When The Killers’ Ronnie Vannucci unveiled solo side project Big Talk in 2011, it arrived with some high-profile names attached. The band’s self-titled debut was produced by Strokes/My Morning Jacket collaborator Joe Chiccarelli and featured mixing from the legendary Alan Moulder. In contrast, Big Talk’s self-released, PledgeMusic-supported sophomore effort, Straight in No Kissin’, was more casual: Vannucci started writing it while on tour in 2013, gathered the band to work on it last year while The Killers were on hiatus, and recorded it in a basement studio he built for the occasion.
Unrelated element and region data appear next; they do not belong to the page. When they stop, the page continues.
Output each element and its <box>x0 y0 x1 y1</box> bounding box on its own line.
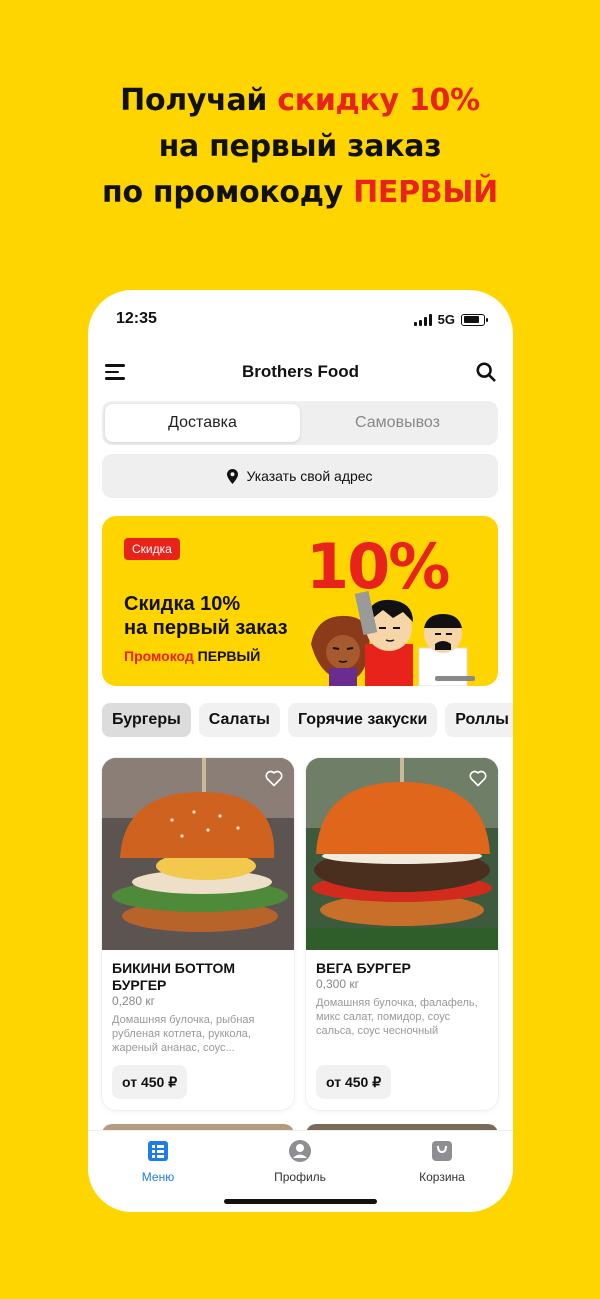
headline-line-3: по промокоду ПЕРВЫЙ <box>102 175 498 210</box>
promo-badge: Скидка <box>124 538 180 560</box>
heart-icon[interactable] <box>264 768 284 788</box>
category-burgers[interactable]: Бургеры <box>102 703 191 737</box>
heart-icon[interactable] <box>468 768 488 788</box>
phone-frame: 12:35 5G Brothers Food Доставка Самовыво… <box>88 290 513 1212</box>
home-indicator <box>224 1199 377 1204</box>
network-type: 5G <box>437 312 455 327</box>
headline-line-2: на первый заказ <box>158 129 442 164</box>
category-rolls[interactable]: Роллы <box>445 703 513 737</box>
profile-icon <box>289 1140 311 1162</box>
cartoon-characters-illustration <box>311 591 475 686</box>
product-price-button[interactable]: от 450 ₽ <box>316 1065 392 1099</box>
tab-profile-label: Профиль <box>274 1170 326 1184</box>
tab-profile[interactable]: Профиль <box>250 1139 350 1184</box>
category-salads[interactable]: Салаты <box>198 703 280 737</box>
promo-headline: Получай скидку 10% на первый заказ по пр… <box>0 78 600 216</box>
tab-menu-label: Меню <box>141 1170 175 1184</box>
tab-menu[interactable]: Меню <box>108 1139 208 1184</box>
headline-line-1: Получай скидку 10% <box>120 83 480 118</box>
address-button[interactable]: Указать свой адрес <box>102 454 498 498</box>
product-price-button[interactable]: от 450 ₽ <box>112 1065 188 1099</box>
status-bar: 12:35 5G <box>88 308 513 332</box>
status-time: 12:35 <box>116 310 157 327</box>
product-name: ВЕГА БУРГЕР <box>316 960 411 976</box>
app-bar: Brothers Food <box>88 358 513 388</box>
category-hot-snacks[interactable]: Горячие закуски <box>287 703 438 737</box>
product-description: Домашняя булочка, рыбная рубленая котлет… <box>112 1014 255 1054</box>
product-card[interactable]: ВЕГА БУРГЕР 0,300 кг Домашняя булочка, ф… <box>306 758 498 1110</box>
product-weight: 0,280 кг <box>112 994 155 1008</box>
tab-cart[interactable]: Корзина <box>392 1139 492 1184</box>
location-pin-icon <box>227 468 239 484</box>
promo-code: Промокод ПЕРВЫЙ <box>124 648 261 664</box>
category-tabs: Бургеры Салаты Горячие закуски Роллы <box>102 703 513 737</box>
bottom-tab-bar: Меню Профиль Корзина <box>88 1130 513 1212</box>
search-icon[interactable] <box>475 361 497 383</box>
promo-title: Скидка 10% на первый заказ <box>124 593 288 639</box>
hamburger-icon[interactable] <box>105 364 125 380</box>
product-description: Домашняя булочка, фалафель, микс салат, … <box>316 997 478 1037</box>
promo-banner[interactable]: Скидка 10% Скидка 10% на первый заказ Пр… <box>102 516 498 686</box>
signal-icon <box>413 313 432 326</box>
cart-bag-icon <box>432 1141 452 1161</box>
product-name: БИКИНИ БОТТОМ БУРГЕР <box>112 960 236 993</box>
delivery-mode-switch: Доставка Самовывоз <box>102 401 498 445</box>
tab-delivery[interactable]: Доставка <box>105 404 300 442</box>
product-weight: 0,300 кг <box>316 977 359 991</box>
menu-list-icon <box>148 1141 168 1161</box>
product-card[interactable]: БИКИНИ БОТТОМ БУРГЕР 0,280 кг Домашняя б… <box>102 758 294 1110</box>
address-label: Указать свой адрес <box>246 468 373 484</box>
app-title: Brothers Food <box>241 362 360 381</box>
battery-icon <box>461 313 488 326</box>
tab-cart-label: Корзина <box>419 1170 465 1184</box>
tab-pickup[interactable]: Самовывоз <box>300 404 495 442</box>
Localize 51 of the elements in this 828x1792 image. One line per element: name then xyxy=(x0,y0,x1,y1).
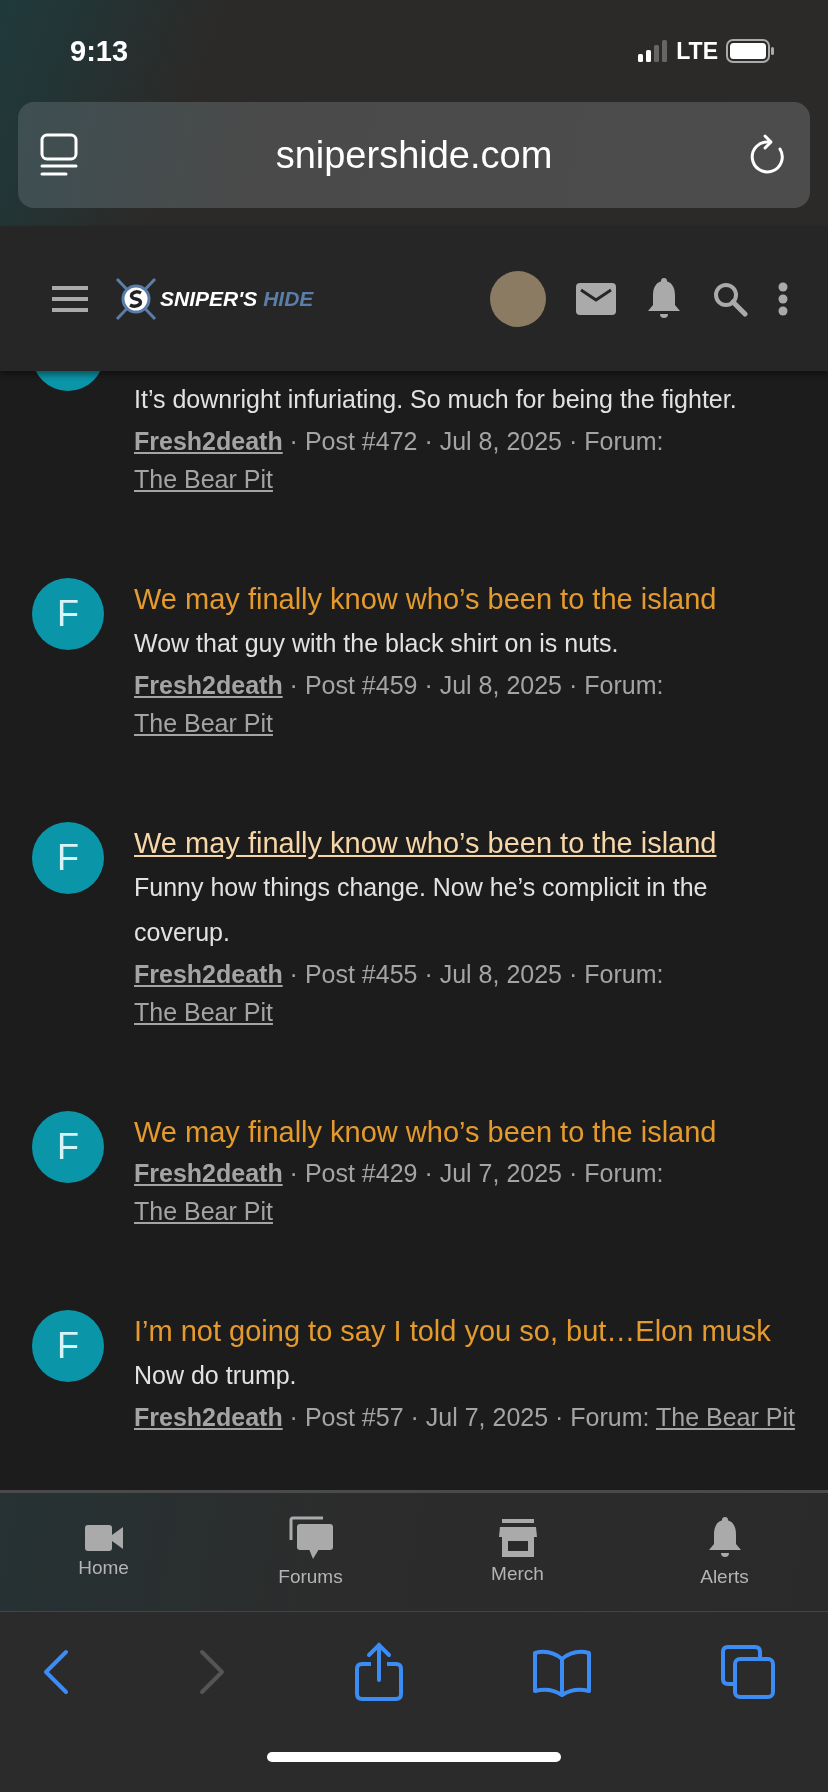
forum-link[interactable]: The Bear Pit xyxy=(656,1403,795,1431)
post-meta: Fresh2death · Post #459 · Jul 8, 2025 · Forum: The Bear Pit xyxy=(134,670,665,739)
network-label: LTE xyxy=(676,37,718,65)
post-meta: Fresh2death · Post #455 · Jul 8, 2025 · Forum: The Bear Pit xyxy=(134,959,665,1028)
chat-bubbles-icon xyxy=(288,1516,333,1560)
post-snippet: It’s downright infuriating. So much for being the fighter. xyxy=(134,384,738,415)
more-icon[interactable] xyxy=(778,281,788,316)
forum-link[interactable]: The Bear Pit xyxy=(134,465,273,493)
author-link[interactable]: Fresh2death xyxy=(134,1159,283,1187)
author-link[interactable]: Fresh2death xyxy=(134,427,283,455)
status-time: 9:13 xyxy=(70,34,129,68)
post-meta: Fresh2death · Post #429 · Jul 7, 2025 · Forum: The Bear Pit xyxy=(134,1158,665,1227)
forum-link[interactable]: The Bear Pit xyxy=(134,998,273,1026)
author-link[interactable]: Fresh2death xyxy=(134,960,283,988)
nav-tab[interactable]: Merch xyxy=(437,1504,598,1600)
post-snippet: Wow that guy with the black shirt on is nuts. xyxy=(134,628,620,659)
signal-icon xyxy=(638,40,669,62)
logo-text: SNIPER'S xyxy=(160,286,258,311)
post-meta: Fresh2death · Post #57 · Jul 7, 2025 · Forum: The Bear Pit xyxy=(134,1402,795,1433)
reader-icon[interactable] xyxy=(40,133,78,177)
bell-icon xyxy=(706,1516,743,1560)
thread-title-link[interactable]: I’m not going to say I told you so, but…Elon musk xyxy=(134,1310,795,1353)
author-link[interactable]: Fresh2death xyxy=(134,1403,283,1431)
bell-icon[interactable] xyxy=(646,277,682,320)
thread-title-link[interactable]: We may finally know who’s been to the island xyxy=(134,578,798,621)
url-text: snipershide.com xyxy=(275,133,553,177)
address-bar[interactable]: snipershide.com xyxy=(18,102,810,208)
back-icon[interactable] xyxy=(42,1649,70,1695)
forum-link[interactable]: The Bear Pit xyxy=(134,709,273,737)
thread-title-link[interactable]: We may finally know who’s been to the island xyxy=(134,1111,798,1154)
battery-icon xyxy=(726,39,774,63)
post-snippet: Funny how things change. Now he’s complicit in the coverup. xyxy=(134,872,709,948)
logo-text: HIDE xyxy=(263,286,314,311)
nav-tab[interactable]: Home xyxy=(23,1504,184,1600)
bookmarks-icon[interactable] xyxy=(532,1647,592,1697)
thread-title-link[interactable]: We may finally know who’s been to the island xyxy=(134,822,798,865)
author-link[interactable]: Fresh2death xyxy=(134,671,283,699)
storefront-icon xyxy=(498,1519,537,1557)
nav-tab[interactable]: Forums xyxy=(230,1504,391,1600)
search-icon[interactable] xyxy=(712,280,748,317)
video-camera-icon xyxy=(84,1525,123,1551)
forum-link[interactable]: The Bear Pit xyxy=(134,1197,273,1225)
mail-icon[interactable] xyxy=(576,282,616,315)
crosshair-logo-icon xyxy=(114,275,158,322)
post-snippet: Now do trump. xyxy=(134,1360,298,1391)
site-logo[interactable]: SNIPER'S HIDE xyxy=(114,275,314,322)
share-icon[interactable] xyxy=(354,1642,404,1702)
post-meta: Fresh2death · Post #472 · Jul 8, 2025 · Forum: The Bear Pit xyxy=(134,426,665,495)
tabs-icon[interactable] xyxy=(720,1644,776,1700)
nav-tab[interactable]: Alerts xyxy=(644,1504,805,1600)
menu-icon[interactable] xyxy=(52,285,88,312)
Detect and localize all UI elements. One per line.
The resulting music sounds nearly the same, at least stylistically: Straight in No Kissin’ is largely a no-frills, irony-free homage to ’70s and ’80s AOR, from blippy synth-pop à la the Cars (“What Happened to Delisa”) and power-pop with fellow Las Vegan Taylor Milne’s squealing guitar heroics (“The Void”) to Scary Monsters-era David Bowie (keyboard-swirled standout “Hold That Line”). Better still is the catchy, new wave-flavored “Cocktail Party,” which features a surging chorus stacked with harmonies and Vannucci’s rough-hewn lead vocals.

Yet the album’s low-key origins, along with the presence of new member Brooks Wackerman (who’s also Bad Religion’s drummer), do have a marked influence. The record feels looser and more energetic, and is more inclined to experimentation—as evidenced by punky power-pop song “Another Satellite,” and the equally brisk album-closer “Neon’s Not Enough Light,” whose falsetto-laden, glammy chorus is an obvious Queen homage. The end result is that Straight in No Kissin’ is yet another enjoyable rock ’n’ roll record with no pretense. If The Killers ever decide to call it a day, Vannucci should be just fine on his own.